The MSCI Asia Pacific Index dropped 0.3 per cent to 138.50 as of 9:10 am in Tokyo. The gauge is set for its second week of declines, its longest weekly losing streak since June.
Japan's Topix index lost 0.6 per cent as the yen traded at 100.51 to the US dollar. A rally in equities lost steam this month as investors pulled back risk before a speech by Ms Yellen that may provide clues on when the world's largest economy will raise interest rates.
Odds that the Fed will boost rates in September has jumped to 32 per cent from 18 per cent at the end of July, while traders are betting there's a 57 per cent chance of tightening in December.
"Its a wait and see holding pattern now," said Chris Green, the Auckland-based director of economics and strategy at First NZ Capital Group Ltd.

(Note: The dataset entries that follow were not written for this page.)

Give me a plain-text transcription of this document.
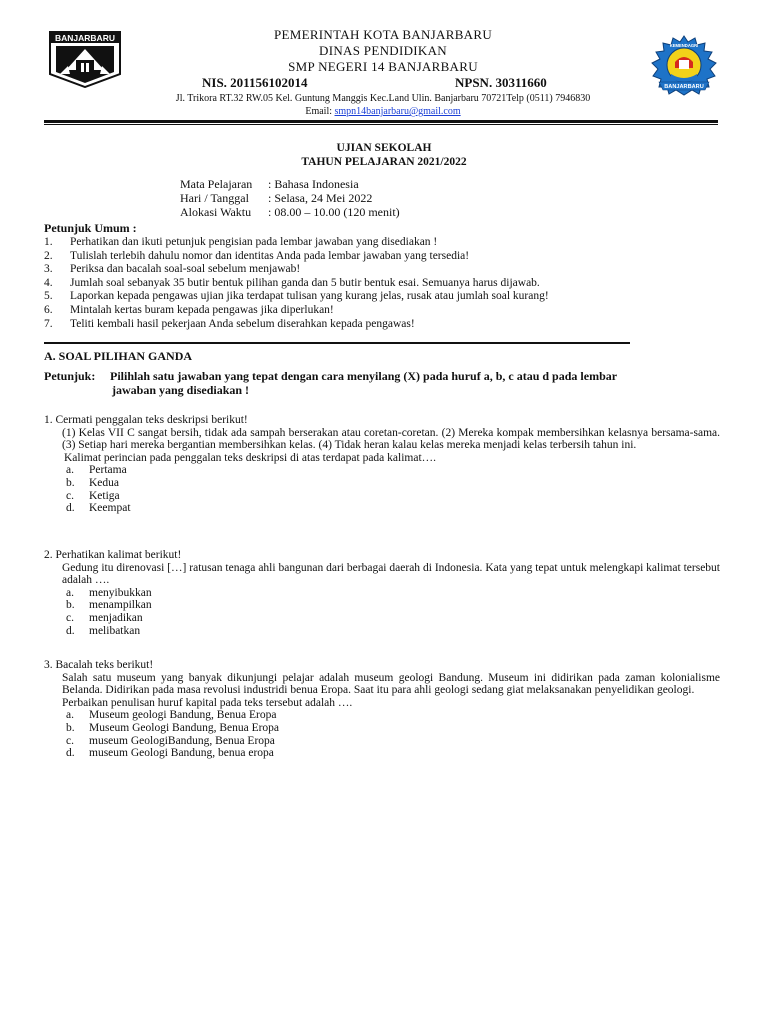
BANJARBARU	PEMERINTAH KOTA BANJARBARU
DINAS PENDIDIKAN
SMP NEGERI 14 BANJARBARU
NIS. 201156102014	NPSN. 30311660	BANJARBARU
KEMENDAGRI
Jl. Trikora RT.32 RW.05 Kel. Guntung Manggis Kec.Land Ulin. Banjarbaru 70721Telp (0511) 7946830
Email: smpn14banjarbaru@gmail.com
UJIAN SEKOLAH
TAHUN PELAJARAN 2021/2022
Mata Pelajaran : Bahasa Indonesia
Hari / Tanggal : Selasa, 24 Mei 2022
Alokasi Waktu : 08.00 – 10.00 (120 menit)
Petunjuk Umum :
1. Perhatikan dan ikuti petunjuk pengisian pada lembar jawaban yang disediakan !
2. Tulislah terlebih dahulu nomor dan identitas Anda pada lembar jawaban yang tersedia!
3. Periksa dan bacalah soal-soal sebelum menjawab!
4. Jumlah soal sebanyak 35 butir bentuk pilihan ganda dan 5 butir bentuk esai. Semuanya harus dijawab.
5. Laporkan kepada pengawas ujian jika terdapat tulisan yang kurang jelas, rusak atau jumlah soal kurang!
6. Mintalah kertas buram kepada pengawas jika diperlukan!
7. Teliti kembali hasil pekerjaan Anda sebelum diserahkan kepada pengawas!
A. SOAL PILIHAN GANDA
Petunjuk: Pilihlah satu jawaban yang tepat dengan cara menyilang (X) pada huruf a, b, c atau d pada lembar
jawaban yang disediakan !

1. Cermati penggalan teks deskripsi berikut!

(1) Kelas VII C sangat bersih, tidak ada sampah berserakan atau coretan-coretan. (2) Mereka kompak membersihkan kelasnya bersama-sama. (3) Setiap hari mereka bergantian membersihkan kelas. (4) Tidak heran kalau kelas mereka menjadi kelas terbersih tahun ini.

Kalimat perincian pada penggalan teks deskripsi di atas terdapat pada kalimat….

a. Pertama
b. Kedua
c. Ketiga
d. Keempat

2. Perhatikan kalimat berikut!

Gedung itu direnovasi […] ratusan tenaga ahli bangunan dari berbagai daerah di Indonesia. Kata yang tepat untuk melengkapi kalimat tersebut adalah ….

a. menyibukkan
b. menampilkan
c. menjadikan
d. melibatkan

3. Bacalah teks berikut!

Salah satu museum yang banyak dikunjungi pelajar adalah museum geologi Bandung. Museum ini didirikan pada zaman kolonialisme Belanda. Didirikan pada masa revolusi industridi benua Eropa. Saat itu para ahli geologi sedang giat melaksanakan penyelidikan geologi.

Perbaikan penulisan huruf kapital pada teks tersebut adalah ….

a. Museum geologi Bandung, Benua Eropa
b. Museum Geologi Bandung, Benua Eropa
c. museum GeologiBandung, Benua Eropa
d. museum Geologi Bandung, benua eropa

"In some ways, markets may be disappointed if they are looking for clarity for the rate decision. The usual modus operandi would be not to comment explicitly."
South Korea's Kospi Index fell 0.6 per cent. Australia's S&P/ASX 200 Index dropped 0.5 per cent. New Zealand's S&P/NZX 50 Index slipped 0.1 per cent. Markets in China and Hong Kong have yet to start trading.
Futures on the China A50 Index added 0.2 per cent in their most recent trading, while contracts on Hong Kong's Hang Seng Index climbed 0.3 per cent. Chinese shares dropped on Thursday, led by property companies. Beijing and Tianjin are said to be joining Shanghai with new measures to rein in housing prices, according to people familiar with the matter.
Futures on the S&P 500 Index were little changed. The US equity benchmark index slumped to a three-week low, led by declines in drugmakers.
West Texas Intermediate crude rose 1.2 per cent on Thursday after a report that Iran's oil minister Bijan Namdar Zanganeh will participate in an informal gathering of Opec members next month in Algiers. Saudi Arabia's energy minister Khalid Al-Falih said an oil-output freeze would be "positive," while ruling out a production cut.